In Croatia you can operate a boat with an engine up to 5 kW (about 6.8 HP) without any licence. These are small open boats from 4 to 6 metres — perfect for half a day or a day in calm sea, not ideal for crossings of exposed channels. From Rab a small boat fits more into a day than people assume, but there are limits worth knowing before you test them.
## What's reachable on a small boat
Goli Otok is a 30–50 minute crossing depending on conditions. You land at the small jetty, walk on your own through abandoned barracks, stone quarries and prison fences. Bring water and footwear — the landing is exposed and the island has no shade. You leave with a heavy impression, which is the point of going.
Sveti Grgur sits right next to it. The water there is more swimmable, the coves are calmer, and the island isn't as historically heavy. Goli plus Sveti Grgur fits a single day if you start in the morning.
The coves around Lopar — San Marino, Sahara, Stolac — are easier. From the sea you can see beaches that get crowded from the road side; you can land where fewer people are and have your own piece of coast. Suha Punta and the Frkanj peninsula have coves sheltered from the bura coming from the north and great for snorkelling.
The northern bays of Pag (Caska, Vlašići) are only feasible on a genuinely calm day. The channel between Rab and Pag is exposed and the bura can pick up suddenly in the afternoon. If you're not sure, postpone or go around the other side of the island.
## What doesn't fit
Krk, Cres, the western coast of Pag — all of those need more engine power and a Category B boat licence (or higher). If you want to go there, take a skippered charter instead of dragging 5 kW across an open channel.

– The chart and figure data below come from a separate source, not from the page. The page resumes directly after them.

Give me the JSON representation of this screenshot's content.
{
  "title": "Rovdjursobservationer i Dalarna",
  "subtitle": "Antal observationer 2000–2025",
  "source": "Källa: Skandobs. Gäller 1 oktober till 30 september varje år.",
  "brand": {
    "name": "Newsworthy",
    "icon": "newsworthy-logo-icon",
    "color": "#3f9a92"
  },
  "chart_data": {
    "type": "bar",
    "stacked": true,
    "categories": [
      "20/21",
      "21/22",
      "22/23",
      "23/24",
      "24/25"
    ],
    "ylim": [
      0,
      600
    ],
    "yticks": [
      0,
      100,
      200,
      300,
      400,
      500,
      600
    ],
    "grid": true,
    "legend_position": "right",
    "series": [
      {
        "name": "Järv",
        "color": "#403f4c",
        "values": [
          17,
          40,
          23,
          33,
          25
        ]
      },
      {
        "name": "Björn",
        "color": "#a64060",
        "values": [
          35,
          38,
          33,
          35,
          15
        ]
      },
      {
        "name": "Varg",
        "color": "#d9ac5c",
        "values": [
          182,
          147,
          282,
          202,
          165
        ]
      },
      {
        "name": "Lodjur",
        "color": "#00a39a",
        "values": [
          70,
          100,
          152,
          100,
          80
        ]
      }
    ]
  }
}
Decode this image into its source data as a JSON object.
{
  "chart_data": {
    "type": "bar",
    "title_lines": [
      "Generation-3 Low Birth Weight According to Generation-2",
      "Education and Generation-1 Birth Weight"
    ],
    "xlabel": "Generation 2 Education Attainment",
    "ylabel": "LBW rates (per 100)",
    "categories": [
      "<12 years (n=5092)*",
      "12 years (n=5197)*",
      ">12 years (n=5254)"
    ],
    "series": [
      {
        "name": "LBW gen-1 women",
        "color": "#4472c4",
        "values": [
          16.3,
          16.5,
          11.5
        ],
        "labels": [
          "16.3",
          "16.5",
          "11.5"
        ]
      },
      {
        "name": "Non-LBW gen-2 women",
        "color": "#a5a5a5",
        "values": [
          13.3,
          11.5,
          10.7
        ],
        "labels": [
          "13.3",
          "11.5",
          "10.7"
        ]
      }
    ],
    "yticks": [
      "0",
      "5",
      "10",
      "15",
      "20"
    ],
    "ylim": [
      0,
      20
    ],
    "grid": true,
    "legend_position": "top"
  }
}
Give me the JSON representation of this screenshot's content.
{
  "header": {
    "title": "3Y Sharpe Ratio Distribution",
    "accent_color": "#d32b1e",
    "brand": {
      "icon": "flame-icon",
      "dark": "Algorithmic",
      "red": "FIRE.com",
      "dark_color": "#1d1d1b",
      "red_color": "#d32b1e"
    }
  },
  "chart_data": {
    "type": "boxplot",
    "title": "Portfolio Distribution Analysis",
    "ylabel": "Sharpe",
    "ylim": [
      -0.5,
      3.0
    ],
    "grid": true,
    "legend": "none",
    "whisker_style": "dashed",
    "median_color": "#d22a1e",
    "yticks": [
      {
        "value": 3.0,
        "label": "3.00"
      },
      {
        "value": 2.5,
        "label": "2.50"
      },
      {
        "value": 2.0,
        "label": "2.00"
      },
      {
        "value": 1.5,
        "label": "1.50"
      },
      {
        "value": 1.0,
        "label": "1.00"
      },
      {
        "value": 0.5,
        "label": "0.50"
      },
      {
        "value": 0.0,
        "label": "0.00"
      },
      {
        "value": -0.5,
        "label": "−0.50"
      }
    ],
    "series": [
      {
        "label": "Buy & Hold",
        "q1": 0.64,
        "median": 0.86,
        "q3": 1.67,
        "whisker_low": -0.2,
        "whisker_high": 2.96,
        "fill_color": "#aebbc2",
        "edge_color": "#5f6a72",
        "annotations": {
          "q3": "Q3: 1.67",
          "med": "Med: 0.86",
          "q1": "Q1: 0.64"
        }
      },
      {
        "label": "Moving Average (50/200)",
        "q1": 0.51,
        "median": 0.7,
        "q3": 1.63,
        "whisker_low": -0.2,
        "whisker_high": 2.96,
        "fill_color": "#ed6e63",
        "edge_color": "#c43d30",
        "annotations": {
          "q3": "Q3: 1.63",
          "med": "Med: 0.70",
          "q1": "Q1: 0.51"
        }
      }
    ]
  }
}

The skipper drives; you watch.
## Before you leave
Check the forecast. `prognoza.hr` is the standard local source; Windy.com gives a visual read on wind direction and strength. The bura on Rab's eastern side can climb in a couple of hours and make the ride miserable. If the forecast shows gusts above 15 knots, don't head to Goli Otok.
Tell someone your route. Phone charged, offline map downloaded, GPS on. Most operators provide life jackets and a short safety briefing — if yours doesn't, pick another. Check the fuel before you leave; some tanks are three litres short and that's a 20-minute oar paddle home.
## Permits and fees
No special licence is needed for engines up to 5 kW. Some nature parks (like Telašćica far south) charge an entry fee, but nothing within day-trip range from Rab does. Anchoring in small coves is free, but be considerate in season — keep distance, don't drop anchor on a posidonia seagrass meadow, and don't blast music from a speaker across the whole cove. The island remembers.
## Best months
Late May through end of September. July and August are the loudest; reserve at least 24 hours ahead, especially for weekends. Operators rotate season to season — check the current list on Rabinsider or ask your host before chasing a name you saw somewhere.